Lange Zeit glaubt man, etwas sei wahnsinnig wichtig: der eigene Job, die eigene Rolle und das, was hinter den Kulissen steckt. Bis sich etwas so radikal ändert, dass auf einen Schlag die Bedeutung dahin ist:
Meldet eine Firma Insolvenz an, sind von einem auf den anderen Tag die meisten der üblichen Jobs schlagartig überflüssig. Abstimmdifferenzen, Projektzeitpläne, Computersysteme? Sind binnen Stunden ohne jeden Belang.
So ähnlich läuft es in Beziehungen: ist die Beziehung vorbei, sind Erklärungen nicht mehr erforderlich. Im Gegenteil, sie stören meist nur die Erholungsphase und reißen Wunden auf, fügen weitere Stiche hinzu und verhindern das, was nun wichtig wird - das Loslassen.

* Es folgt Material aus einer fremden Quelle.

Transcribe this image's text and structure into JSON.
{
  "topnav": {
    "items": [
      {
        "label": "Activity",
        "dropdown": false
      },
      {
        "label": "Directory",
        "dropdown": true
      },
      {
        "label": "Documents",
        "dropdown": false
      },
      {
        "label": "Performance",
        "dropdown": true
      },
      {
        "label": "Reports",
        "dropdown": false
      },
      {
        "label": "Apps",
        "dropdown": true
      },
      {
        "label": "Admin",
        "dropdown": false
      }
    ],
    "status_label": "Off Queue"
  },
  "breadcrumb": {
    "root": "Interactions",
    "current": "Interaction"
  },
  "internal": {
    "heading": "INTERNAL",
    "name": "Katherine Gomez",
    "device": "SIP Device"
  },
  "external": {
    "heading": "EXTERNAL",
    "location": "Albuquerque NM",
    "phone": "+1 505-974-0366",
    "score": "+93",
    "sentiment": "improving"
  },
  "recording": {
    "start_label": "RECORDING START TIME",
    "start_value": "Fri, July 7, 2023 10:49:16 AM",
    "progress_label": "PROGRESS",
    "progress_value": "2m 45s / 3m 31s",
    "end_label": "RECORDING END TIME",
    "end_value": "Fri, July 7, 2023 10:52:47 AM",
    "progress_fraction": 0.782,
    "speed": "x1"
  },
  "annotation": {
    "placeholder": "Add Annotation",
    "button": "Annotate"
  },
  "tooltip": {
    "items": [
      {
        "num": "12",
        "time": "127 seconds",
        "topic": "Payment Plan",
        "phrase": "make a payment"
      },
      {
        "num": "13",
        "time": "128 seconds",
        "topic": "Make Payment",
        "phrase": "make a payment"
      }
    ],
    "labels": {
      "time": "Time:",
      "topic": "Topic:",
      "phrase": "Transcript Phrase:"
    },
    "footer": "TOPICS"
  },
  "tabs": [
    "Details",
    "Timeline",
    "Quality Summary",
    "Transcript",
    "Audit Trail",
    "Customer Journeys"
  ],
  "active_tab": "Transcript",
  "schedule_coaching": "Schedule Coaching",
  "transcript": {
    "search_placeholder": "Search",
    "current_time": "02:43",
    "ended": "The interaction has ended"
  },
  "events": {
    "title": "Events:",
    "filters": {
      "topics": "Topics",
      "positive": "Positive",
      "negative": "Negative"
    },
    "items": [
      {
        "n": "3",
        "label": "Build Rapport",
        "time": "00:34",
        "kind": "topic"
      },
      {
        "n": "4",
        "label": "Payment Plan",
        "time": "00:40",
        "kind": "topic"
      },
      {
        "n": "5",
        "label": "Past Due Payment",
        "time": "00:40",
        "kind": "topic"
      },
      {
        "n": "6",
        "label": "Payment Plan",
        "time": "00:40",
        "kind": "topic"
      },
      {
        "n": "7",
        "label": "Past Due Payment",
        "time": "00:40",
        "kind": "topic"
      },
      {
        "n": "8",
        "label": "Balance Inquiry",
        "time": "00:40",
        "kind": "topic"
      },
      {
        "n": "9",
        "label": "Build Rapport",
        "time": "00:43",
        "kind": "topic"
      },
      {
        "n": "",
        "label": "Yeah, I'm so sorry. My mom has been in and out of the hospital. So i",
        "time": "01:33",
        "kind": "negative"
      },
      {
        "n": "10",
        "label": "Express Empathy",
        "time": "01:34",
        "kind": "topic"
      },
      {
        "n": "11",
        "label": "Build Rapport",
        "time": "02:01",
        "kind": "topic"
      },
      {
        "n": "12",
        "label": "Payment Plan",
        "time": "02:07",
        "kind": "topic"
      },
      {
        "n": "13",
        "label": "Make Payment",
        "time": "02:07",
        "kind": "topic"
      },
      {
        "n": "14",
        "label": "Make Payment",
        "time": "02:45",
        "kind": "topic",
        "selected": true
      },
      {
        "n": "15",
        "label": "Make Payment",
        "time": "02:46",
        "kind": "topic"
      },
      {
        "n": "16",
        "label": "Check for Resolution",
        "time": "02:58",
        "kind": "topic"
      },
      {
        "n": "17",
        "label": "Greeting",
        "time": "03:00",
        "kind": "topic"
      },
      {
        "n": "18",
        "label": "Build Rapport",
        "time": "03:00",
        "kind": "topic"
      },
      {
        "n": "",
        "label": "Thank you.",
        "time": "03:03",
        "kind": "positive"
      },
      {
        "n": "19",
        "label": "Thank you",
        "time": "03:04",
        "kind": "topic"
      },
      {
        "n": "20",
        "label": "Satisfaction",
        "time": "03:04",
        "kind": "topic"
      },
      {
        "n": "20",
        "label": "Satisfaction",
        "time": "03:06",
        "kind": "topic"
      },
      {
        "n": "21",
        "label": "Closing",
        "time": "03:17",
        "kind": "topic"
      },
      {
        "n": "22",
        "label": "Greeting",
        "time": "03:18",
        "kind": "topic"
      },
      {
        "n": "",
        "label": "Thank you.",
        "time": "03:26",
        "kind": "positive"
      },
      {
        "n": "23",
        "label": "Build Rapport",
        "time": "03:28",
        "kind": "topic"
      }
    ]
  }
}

Wen interessiert noch, was war oder (noch schlimmer) gewesen sein könnte (Sch...Konjunktiv!), wenn es nicht mehr wird?!
Also gehen die Hintergründe, Erklärungen und all das andere Zeugs dahin, wo auch das Licht hingeht, wenn die Kühlschranktür zufällt - in den Raum jenseits der Gummidichtung.